The great weakness of this as of any study based on an anonymised clinical records database is the potential for error in the definition of both outcomes and exposures which cannot be validated. For the current outcome of PBC, we do not have great concern as to error as we have previously shown that the epidemiology of PBC when described in this database closely mirrors the best modern conventional epidemiological studies available in the UK population [21, 2326]. The possibility of error in the coding of UTI needs however far closer attention. One should first note that UTI is itself in this study in effect being used as a proxy for E. Coli infection since this is the commonest UK isolate accounting for about 80% of cases [12] (our hypothesis is of the induction of autoimmunity by molecular mimicry by that organism). In addition, a clinical diagnosis (which for most of the recorded exposures is not supported by laboratory evidence) of UTI is a proxy for a true UTI. We have attempted to address this uncertainty in two manners. Firstly we have looked at pyelonephritis as a subset of UTIs far less likely to have been diagnosed without good evidence of urinary tract infection. This produced despite limited power and therefore a lack of significance generally greater estimates of effect than found for uncomplicated UTI. Secondly we considered that some urinary symptoms diagnosed as UTI in the post menopausal might in reality merely represent oestrogen deficiency of the urothelial membranes since this has been shown to be reversibly related to symptoms of urinary frequency and stress incontinence [27]. We therefore stratified by age hypothesising that the diagnosis would be more secure in the young. Again we found greater effect where the diagnosis was likely to be more secure. Taken together we believe these results suggest that if anything the error in coding of UTI is likely to have caused a null bias (tending to obscure a true association), which will have been less marked in those with pyelonephritis or UTIs at earlier age.

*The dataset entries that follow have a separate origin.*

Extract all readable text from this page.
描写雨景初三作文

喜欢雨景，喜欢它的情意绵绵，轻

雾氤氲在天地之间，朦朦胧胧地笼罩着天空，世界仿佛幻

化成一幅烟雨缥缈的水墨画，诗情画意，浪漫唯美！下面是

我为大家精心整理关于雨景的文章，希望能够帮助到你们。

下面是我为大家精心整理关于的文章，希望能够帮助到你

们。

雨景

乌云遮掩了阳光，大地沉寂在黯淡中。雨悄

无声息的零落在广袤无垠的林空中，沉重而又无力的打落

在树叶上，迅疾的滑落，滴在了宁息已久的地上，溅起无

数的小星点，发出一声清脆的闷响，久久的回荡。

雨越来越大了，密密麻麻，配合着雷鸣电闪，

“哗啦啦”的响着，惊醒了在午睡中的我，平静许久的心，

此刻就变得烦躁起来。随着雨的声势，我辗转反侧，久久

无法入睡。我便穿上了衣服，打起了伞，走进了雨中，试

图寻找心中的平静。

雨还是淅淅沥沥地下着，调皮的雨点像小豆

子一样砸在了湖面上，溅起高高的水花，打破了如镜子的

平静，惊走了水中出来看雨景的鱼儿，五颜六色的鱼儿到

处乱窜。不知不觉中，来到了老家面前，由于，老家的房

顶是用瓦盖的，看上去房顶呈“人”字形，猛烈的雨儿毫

Our study has, of course, other weaknesses than that previously alluded to however. The greatest of these is that we have data only for a fairly limited time period, and cannot therefore look more than 5-10 years back from the diagnosis of PBC. In addition, we have no way to determine the time at which AMA positivity, or derangement of liver function first occurred, and so though this study is perhaps the best evidence yet that UTIs predispose to PBC rather than vice versa, it cannot on its own be regarded as conclusive. In support of this suggestion there is however some laboratory, experimental and human evidence regarding the development of AMAs and PBC in relation to infections. Though the development of AMAs is not exclusive to E Coli infection (it occurs occurs also with xenobiotics and other organisms [7, 8, 28]), a number of strands of evidence show its potential importance in this context. Examples of this include rabbits immunised with rough mutants of E.Coli which developed antibodies to AMA reactive components [29], mice infected with recurrent UTIs which developed AMAs and histology similar to early PBC [30] and the greater proportion of people with recurrent UTIs found to be AMA positive compared to the general population [31].

Conclusion

In conclusion, we have demonstrated a strong association between UTI and subsequent diagnosis of PBC, that this association goes back at least five years before diagnosis and that it is stronger in younger subjects. In addition, this finding was specific to PBC when compared to other chronic liver diseases. This work provides the strongest evidence yet produced that this relationship is indeed a causal one.